Immunogenic variants obtained by mutagenesis of mouse mastocytoma P815. III. Clonal analysis of the syngeneic cytolytic T lymphocyte response.

The cytolytic T lymphocyte (CTL) response of syngeneic mice to antigenic variants obtained by mutagenesis of mastocytoma P815 was analyzed at the clonal level. Estimates of the frequency of CTL precursor cells in spleens from mice immunized with P815 variants ranged from 10(-4) to 2 X 10(-3). This frequency could be increased approximately 100 times by stimulating immune spleen cells in mass culture for 6-8 days with the immunizing variant. Specificity analysis of a large number of individual CTL clones demonstrated the existence of two distinct populations of CTL. Some CTL clones lysed exclusively the immunizing variant, while others lysed equally well all P815 targets, but not syngeneic tumor L1210. These results provide direct evidence for the existence of new, individual specificities on P815 variants in addition to a common antigen already present on the original P815 cells. This confirms that a variety of new antigens can be induced by mutagenesis on the same background cell. Stable, highly active CTL clones specific for either individual variant antigens or common P815 antigens could be maintained in long-term culture.

Immunogenic variants obtained by mutagenesis of mouse mastocytoma P815. IV. Analysis of variant-specific antigens by selection of antigen-loss variants with cytolytic T cell clones.

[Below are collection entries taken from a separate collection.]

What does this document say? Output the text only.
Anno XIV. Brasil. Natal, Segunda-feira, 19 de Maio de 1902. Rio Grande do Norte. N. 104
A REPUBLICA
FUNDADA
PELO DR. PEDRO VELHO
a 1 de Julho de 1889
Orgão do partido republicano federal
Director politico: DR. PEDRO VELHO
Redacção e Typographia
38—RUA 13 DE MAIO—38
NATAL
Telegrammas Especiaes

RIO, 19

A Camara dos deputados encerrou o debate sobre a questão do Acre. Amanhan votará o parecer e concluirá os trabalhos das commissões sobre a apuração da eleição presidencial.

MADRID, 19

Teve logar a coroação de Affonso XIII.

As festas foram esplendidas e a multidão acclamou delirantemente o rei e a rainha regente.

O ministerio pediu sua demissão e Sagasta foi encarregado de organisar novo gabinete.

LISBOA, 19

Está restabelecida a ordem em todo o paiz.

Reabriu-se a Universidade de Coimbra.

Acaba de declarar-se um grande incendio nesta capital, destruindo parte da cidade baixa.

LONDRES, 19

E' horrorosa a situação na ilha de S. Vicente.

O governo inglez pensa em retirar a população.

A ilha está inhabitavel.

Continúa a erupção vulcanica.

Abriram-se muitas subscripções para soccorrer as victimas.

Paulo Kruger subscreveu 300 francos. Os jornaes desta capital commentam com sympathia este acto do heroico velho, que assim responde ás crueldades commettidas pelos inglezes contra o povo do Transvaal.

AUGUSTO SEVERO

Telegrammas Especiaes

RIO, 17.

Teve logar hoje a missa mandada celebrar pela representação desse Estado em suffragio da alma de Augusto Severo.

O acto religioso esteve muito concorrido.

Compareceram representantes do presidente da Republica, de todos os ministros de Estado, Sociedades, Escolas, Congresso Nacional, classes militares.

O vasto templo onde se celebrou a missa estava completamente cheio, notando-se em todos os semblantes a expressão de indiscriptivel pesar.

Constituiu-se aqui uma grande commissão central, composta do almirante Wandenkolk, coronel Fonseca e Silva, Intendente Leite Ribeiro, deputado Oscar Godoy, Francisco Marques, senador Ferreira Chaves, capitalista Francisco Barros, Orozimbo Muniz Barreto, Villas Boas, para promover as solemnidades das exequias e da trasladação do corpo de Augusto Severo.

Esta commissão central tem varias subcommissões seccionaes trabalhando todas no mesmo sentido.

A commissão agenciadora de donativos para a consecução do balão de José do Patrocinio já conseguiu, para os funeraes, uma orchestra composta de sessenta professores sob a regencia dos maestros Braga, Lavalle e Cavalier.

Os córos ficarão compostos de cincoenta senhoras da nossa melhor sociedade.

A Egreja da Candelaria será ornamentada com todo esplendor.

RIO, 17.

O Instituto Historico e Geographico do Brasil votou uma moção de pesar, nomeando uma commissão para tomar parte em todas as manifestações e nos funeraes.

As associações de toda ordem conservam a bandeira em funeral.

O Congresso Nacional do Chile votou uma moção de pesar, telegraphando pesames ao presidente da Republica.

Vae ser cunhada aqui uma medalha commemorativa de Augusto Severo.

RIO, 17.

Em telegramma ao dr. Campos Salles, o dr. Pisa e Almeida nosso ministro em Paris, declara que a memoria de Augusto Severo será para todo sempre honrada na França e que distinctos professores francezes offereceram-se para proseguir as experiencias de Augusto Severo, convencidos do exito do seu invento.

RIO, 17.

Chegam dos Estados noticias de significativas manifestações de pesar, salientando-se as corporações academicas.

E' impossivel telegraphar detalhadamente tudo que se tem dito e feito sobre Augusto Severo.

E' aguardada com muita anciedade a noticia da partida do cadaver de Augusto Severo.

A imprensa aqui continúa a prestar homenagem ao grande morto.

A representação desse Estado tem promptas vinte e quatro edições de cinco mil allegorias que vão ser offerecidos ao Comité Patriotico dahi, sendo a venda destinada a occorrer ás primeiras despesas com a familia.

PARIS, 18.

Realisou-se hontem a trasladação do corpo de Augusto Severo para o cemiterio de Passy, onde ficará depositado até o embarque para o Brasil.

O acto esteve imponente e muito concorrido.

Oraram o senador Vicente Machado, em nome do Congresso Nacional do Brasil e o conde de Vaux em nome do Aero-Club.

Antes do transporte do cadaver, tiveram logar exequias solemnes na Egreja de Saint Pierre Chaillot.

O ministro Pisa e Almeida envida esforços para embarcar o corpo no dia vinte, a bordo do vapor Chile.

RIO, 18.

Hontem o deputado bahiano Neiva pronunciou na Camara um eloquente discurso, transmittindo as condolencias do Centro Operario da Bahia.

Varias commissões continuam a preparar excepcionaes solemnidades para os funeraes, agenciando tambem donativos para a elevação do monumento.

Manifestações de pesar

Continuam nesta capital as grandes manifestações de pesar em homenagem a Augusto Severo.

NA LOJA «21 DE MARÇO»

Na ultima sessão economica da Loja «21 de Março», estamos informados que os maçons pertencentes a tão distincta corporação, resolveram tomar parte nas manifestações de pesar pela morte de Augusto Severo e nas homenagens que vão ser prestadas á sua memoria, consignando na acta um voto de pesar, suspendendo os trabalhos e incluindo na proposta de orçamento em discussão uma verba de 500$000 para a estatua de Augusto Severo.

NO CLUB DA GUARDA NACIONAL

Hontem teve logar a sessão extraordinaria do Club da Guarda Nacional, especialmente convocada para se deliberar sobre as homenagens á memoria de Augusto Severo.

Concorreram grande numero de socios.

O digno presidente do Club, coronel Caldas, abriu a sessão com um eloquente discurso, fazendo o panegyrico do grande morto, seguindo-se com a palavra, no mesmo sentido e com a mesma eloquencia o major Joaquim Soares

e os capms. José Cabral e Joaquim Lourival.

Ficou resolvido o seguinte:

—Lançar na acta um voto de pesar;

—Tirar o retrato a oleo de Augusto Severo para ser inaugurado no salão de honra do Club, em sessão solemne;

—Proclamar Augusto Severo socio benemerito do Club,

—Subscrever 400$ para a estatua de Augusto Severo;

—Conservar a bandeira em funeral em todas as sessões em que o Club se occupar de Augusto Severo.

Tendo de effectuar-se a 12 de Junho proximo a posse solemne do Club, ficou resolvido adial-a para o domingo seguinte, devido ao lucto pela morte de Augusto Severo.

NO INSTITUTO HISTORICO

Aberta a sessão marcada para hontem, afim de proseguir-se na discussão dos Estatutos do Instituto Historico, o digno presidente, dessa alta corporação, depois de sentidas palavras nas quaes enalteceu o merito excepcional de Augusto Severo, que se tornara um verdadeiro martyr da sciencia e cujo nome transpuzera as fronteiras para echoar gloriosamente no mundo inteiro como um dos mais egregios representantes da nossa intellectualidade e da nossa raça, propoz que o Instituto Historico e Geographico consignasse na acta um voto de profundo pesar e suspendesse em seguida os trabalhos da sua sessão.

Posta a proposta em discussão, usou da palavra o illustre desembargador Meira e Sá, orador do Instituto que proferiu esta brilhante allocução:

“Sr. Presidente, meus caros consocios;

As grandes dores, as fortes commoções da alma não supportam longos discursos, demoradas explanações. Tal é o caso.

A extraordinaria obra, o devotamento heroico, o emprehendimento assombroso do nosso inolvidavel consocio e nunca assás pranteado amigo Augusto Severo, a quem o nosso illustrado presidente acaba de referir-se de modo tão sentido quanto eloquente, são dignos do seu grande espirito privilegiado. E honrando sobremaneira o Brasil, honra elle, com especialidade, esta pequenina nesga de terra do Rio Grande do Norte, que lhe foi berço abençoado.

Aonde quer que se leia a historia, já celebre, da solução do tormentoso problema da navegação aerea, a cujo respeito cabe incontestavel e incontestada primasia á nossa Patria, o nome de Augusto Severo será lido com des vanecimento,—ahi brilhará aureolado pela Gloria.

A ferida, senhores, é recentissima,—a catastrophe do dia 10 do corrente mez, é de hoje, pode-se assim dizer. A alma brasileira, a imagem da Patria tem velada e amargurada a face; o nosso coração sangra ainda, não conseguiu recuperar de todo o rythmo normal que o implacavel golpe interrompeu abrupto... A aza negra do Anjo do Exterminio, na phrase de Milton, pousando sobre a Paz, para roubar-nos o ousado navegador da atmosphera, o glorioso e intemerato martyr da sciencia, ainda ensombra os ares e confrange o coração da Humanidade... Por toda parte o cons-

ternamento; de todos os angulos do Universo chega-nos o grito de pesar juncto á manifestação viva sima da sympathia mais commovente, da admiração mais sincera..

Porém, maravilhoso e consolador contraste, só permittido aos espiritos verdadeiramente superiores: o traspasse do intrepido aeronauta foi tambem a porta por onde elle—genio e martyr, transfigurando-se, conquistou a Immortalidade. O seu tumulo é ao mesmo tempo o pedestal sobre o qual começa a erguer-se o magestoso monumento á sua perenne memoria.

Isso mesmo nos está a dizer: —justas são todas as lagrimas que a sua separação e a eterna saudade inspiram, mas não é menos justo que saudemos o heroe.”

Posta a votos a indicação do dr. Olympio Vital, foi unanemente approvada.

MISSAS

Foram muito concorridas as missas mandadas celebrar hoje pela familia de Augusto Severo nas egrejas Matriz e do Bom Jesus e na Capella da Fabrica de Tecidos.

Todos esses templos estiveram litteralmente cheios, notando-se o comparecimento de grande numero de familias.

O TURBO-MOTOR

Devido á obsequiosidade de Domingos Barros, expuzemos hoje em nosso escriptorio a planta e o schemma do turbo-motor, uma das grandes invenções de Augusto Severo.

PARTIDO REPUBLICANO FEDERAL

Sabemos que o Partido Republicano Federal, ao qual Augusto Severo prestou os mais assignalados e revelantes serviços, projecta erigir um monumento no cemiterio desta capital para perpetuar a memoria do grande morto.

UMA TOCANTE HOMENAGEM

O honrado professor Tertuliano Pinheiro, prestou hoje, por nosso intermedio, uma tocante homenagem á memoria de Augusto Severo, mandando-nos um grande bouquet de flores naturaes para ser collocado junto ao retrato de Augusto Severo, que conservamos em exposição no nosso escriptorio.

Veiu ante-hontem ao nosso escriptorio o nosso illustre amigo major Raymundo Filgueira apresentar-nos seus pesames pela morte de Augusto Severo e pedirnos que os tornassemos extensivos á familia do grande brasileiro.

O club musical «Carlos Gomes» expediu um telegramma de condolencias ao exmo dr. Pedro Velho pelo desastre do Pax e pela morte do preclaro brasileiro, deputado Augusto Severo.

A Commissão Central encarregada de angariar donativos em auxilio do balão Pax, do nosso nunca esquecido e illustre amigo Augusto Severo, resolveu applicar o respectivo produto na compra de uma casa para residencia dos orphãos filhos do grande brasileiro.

Mouse mastocytoma P815 tumor cell variants that express new individual antigens were subjected to immunoselection in vitro with specific cytolytic T lymphocyte (CTL) clones. From one variant (P35) a number of resistant clones were isolated after a single-step selection. These immunoselected clones (P35.iscA-) proved to have acquired a stable and complete resistance to lysis by the selecting CTL, but remained sensitive to lysis by a CTL clone that recognizes a common P815 antigen. However, when these P35.iscA- clones were used to stimulate in vitro spleen cells from mice immunized with variant P35, the cytolytic activity was significantly higher on P35 and P35.iscA- targets than on the original P815 clone (P1). This indicated that P35.iscA- cells, which had lost a P35-specific determinant (P35A), had nevertheless retained another P35-specific determinant (P35B). CTL clones directed against the residual P35B determinant were then isolated. When P35 cells were submitted to selection with anti-P35B CTL, resistant clones (P35.iscB-) were obtained that were still lysed by anti-P35A and anti-P815 CTL clones. Tum- variant P35 therefore carries at least two specific determinants that can be lost independently. These results show the possibility of using selection with CTL clones to separate different components of complex cell surface antigens. The correlation between antigen expression and tumorigenicity was also examined. Antigen-loss P35.iscA- clones were found to be more tumorigenic than variant P35 which has a greatly reduced tumorigenic capacity compared to the original P815 tumor. This correlation suggests that the P35 determinant that was no longer expressed by the P35.iscA- clones is recognized on the original P35 tum- variant as a tumor rejection antigen.